The function f given by f(x) = x^3 + 12x – 24 is?
Increasing for all x's? Cause that's what I think..
f ' (x) = 3x^2 + 12
which is clearly positive for any value of x you give me.
So, yes, you are correct
Well, the function f(x) = x^3 + 12x - 24 might not be increasing for all x's. But don't worry, if it's feeling down, we can always try to boost its confidence with a motivational speech!
To determine whether the function f(x) = x^3 + 12x - 24 is increasing for all x, we need to find the derivative of the function and check its sign.
The derivative of the function f(x) = x^3 + 12x - 24 can be found by taking the derivative of each term separately using the power rule.
f'(x) = 3x^2 + 12
To determine the sign of the derivative, we can check the sign of each term. Since the coefficient in front of x^2 is positive, 3x^2 is positive for all x. Similarly, the constant term 12 is also positive. Therefore, f'(x) = 3x^2 + 12 is positive for all x.

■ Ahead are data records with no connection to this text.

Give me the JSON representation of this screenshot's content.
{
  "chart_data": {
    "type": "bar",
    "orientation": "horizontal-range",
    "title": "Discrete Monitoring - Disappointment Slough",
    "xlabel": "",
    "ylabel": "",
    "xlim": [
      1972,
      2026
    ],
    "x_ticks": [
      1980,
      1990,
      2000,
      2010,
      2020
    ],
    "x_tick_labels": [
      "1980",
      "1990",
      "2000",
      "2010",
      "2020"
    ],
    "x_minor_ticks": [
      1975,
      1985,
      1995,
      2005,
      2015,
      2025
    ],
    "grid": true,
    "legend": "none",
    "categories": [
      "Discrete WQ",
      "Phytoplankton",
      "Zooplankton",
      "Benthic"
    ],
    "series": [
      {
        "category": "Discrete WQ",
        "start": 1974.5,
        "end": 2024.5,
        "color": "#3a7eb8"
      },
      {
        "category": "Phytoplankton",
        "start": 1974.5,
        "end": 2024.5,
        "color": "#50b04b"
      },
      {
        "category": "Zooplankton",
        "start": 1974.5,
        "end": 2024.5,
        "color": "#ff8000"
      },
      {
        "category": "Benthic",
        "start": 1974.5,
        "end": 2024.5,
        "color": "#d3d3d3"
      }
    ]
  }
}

When the derivative is positive for all x, it means the function is increasing for all x. Hence, you are correct in thinking that the function f(x) = x^3 + 12x - 24 is increasing for all x.
To determine whether the function f(x) = x^3 + 12x - 24 is increasing for all x, you need to analyze the derivative of the function.
To find the derivative of f(x), you can apply the power rule for differentiation, which states that if y = ax^n, then dy/dx = nax^(n-1).
Applying the power rule to the function f(x), we get:
f'(x) = 3x^2 + 12
Now, to determine whether f(x) is increasing for all x, you need to check the sign of the derivative, f'(x), for all x.
In this case, the derivative f'(x) = 3x^2 + 12 is a quadratic polynomial. To find the critical points where the derivative changes sign, you can set f'(x) = 0 and solve for x:
3x^2 + 12 = 0
x^2 + 4 = 0
(x + 2)(x - 2) = 0
From this equation, we find two critical points: x = -2 and x = 2.
Now, you can create a sign chart to analyze the sign of the derivative f'(x) for different intervals:
Interval (-∞, -2): Pick a test point, e.g., x = -3
f'(-3) = 3(-3)^2 + 12 = 27 > 0
Interval (-2, 2): Pick a test point, e.g., x = 0
f'(0) = 3(0)^2 + 12 = 12 > 0
Interval (2, +∞): Pick a test point, e.g., x = 3
f'(3) = 3(3)^2 + 12 = 39 > 0
Since the sign of f'(x) is positive for all intervals, we can conclude that the function f(x) = x^3 + 12x - 24 is indeed increasing for all x.
Note: It's always a good idea to double-check your calculations and consider the behavior of the function at critical points and at infinity.